The good thing about social media is that with the right data and proper social listening, you can unearth your target audience and figure out which Influencer speaks to them. Picking an Influencer that has a lot of followers in your niche, telling them to post your brand or product, and tagging your account isn’t Influencer Marketing. The best way to utilize an Influencer’s audience is to understand your objective, learn about the factors that influence your target audience, and activate an Influencer that blends your brand or product narrative seamlessly within their own. I call that “equity match making.” That’s when you get comments like, “This is the best ad I’ve ever seen!” or “This should be on TV,” while satisfying your objective and growing your business. That’s the Holy Grail of Influencer Marketing.

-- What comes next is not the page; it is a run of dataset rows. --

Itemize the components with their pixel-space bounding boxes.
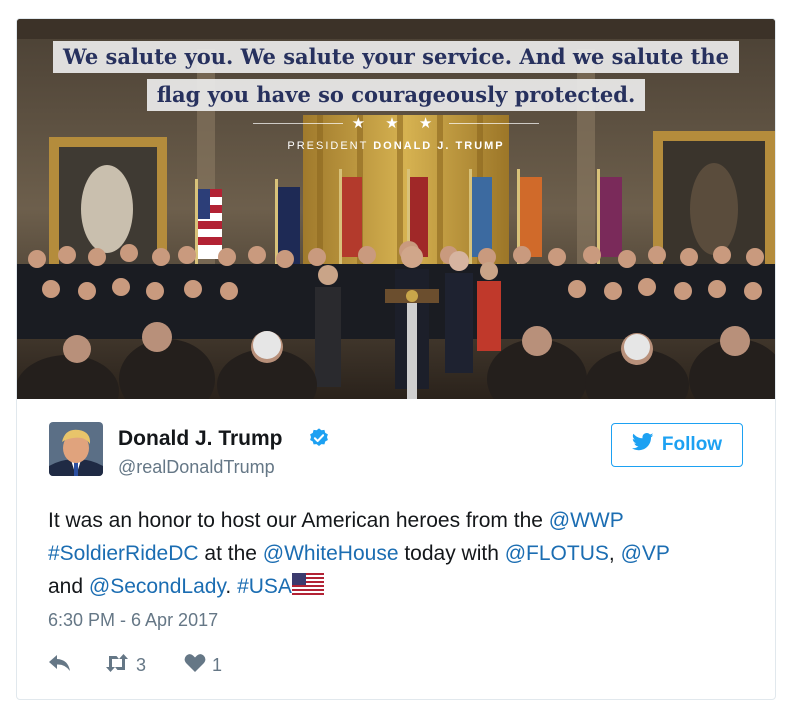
quote-line-1: We salute you. We salute your service. A… <box>52 41 739 73</box>
retweet-icon <box>104 653 130 678</box>
us-flag-emoji-icon <box>291 572 324 605</box>
tweet-actions: 3 1 <box>48 653 222 678</box>
mention-secondlady[interactable]: @SecondLady <box>89 575 226 598</box>
quote-line-2: flag you have so courageously protected. <box>146 79 646 111</box>
like-count: 1 <box>212 655 223 675</box>
mention-vp[interactable]: @VP <box>621 542 670 565</box>
reply-button[interactable] <box>48 654 72 677</box>
hashtag-soldierridedc[interactable]: #SoldierRideDC <box>48 542 199 565</box>
follow-label: Follow <box>661 434 723 455</box>
heart-icon <box>184 653 206 678</box>
byline-name: DONALD J. TRUMP <box>373 140 505 152</box>
mention-flotus[interactable]: @FLOTUS <box>505 542 609 565</box>
mention-wwp[interactable]: @WWP <box>549 509 624 532</box>
hashtag-usa[interactable]: #USA <box>237 575 292 598</box>
tweet-photo[interactable]: We salute you. We salute your service. A… <box>17 19 775 399</box>
tweet-card: We salute you. We salute your service. A… <box>16 18 776 700</box>
follow-button[interactable]: Follow <box>611 423 743 467</box>
author-name[interactable]: Donald J. Trump <box>118 427 283 451</box>
tweet-text-segment: and <box>48 575 89 598</box>
tweet-text-segment: It was an honor to host our American her… <box>48 509 549 532</box>
verified-badge-icon <box>308 427 330 449</box>
reply-icon <box>48 654 72 677</box>
byline-prefix: PRESIDENT <box>287 140 369 152</box>
tweet-text-segment: . <box>225 575 238 598</box>
like-button[interactable]: 1 <box>184 653 222 678</box>
author-handle[interactable]: @realDonaldTrump <box>118 457 275 478</box>
bird-icon <box>631 433 654 457</box>
avatar-image <box>49 422 103 476</box>
stars-decoration: ★ ★ ★ <box>351 115 441 132</box>
retweet-button[interactable]: 3 <box>104 653 146 678</box>
retweet-count: 3 <box>136 655 147 675</box>
avatar[interactable] <box>49 422 103 476</box>
tweet-timestamp[interactable]: 6:30 PM - 6 Apr 2017 <box>48 610 218 631</box>
tweet-text: It was an honor to host our American her… <box>48 504 748 605</box>
photo-byline: PRESIDENT DONALD J. TRUMP <box>17 140 775 152</box>
tweet-text-segment: at the <box>198 542 263 565</box>
tweet-text-segment: , <box>608 542 621 565</box>
photo-quote: We salute you. We salute your service. A… <box>17 41 775 117</box>
mention-whitehouse[interactable]: @WhiteHouse <box>263 542 399 565</box>
tweet-text-segment: today with <box>398 542 505 565</box>
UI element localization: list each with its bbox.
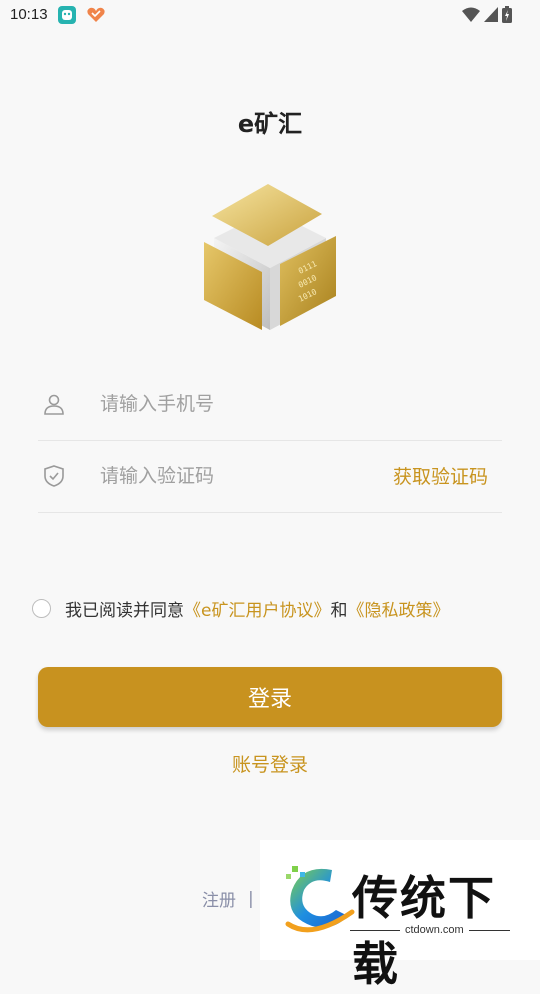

3. The Future of Social Media Marketing Depends on How Zuckerberg Chooses to Regulate Influencers:
In order to stop the spread of fake content, Facebook has decided to show you less business and media content, and more “people content” — content from the individual users. But if businesses execute even more influencer marketing through these individuals that are Influencers, where will they draw the line? Will they regulate that as well? These questions will be answered over the next few months, but one thing is for sure: Facebook will find a way to increase shareholder value and it’s going to come at the expense of brands.
The main takeaway in all this is that the power is in the hands of the Influencer more than ever before.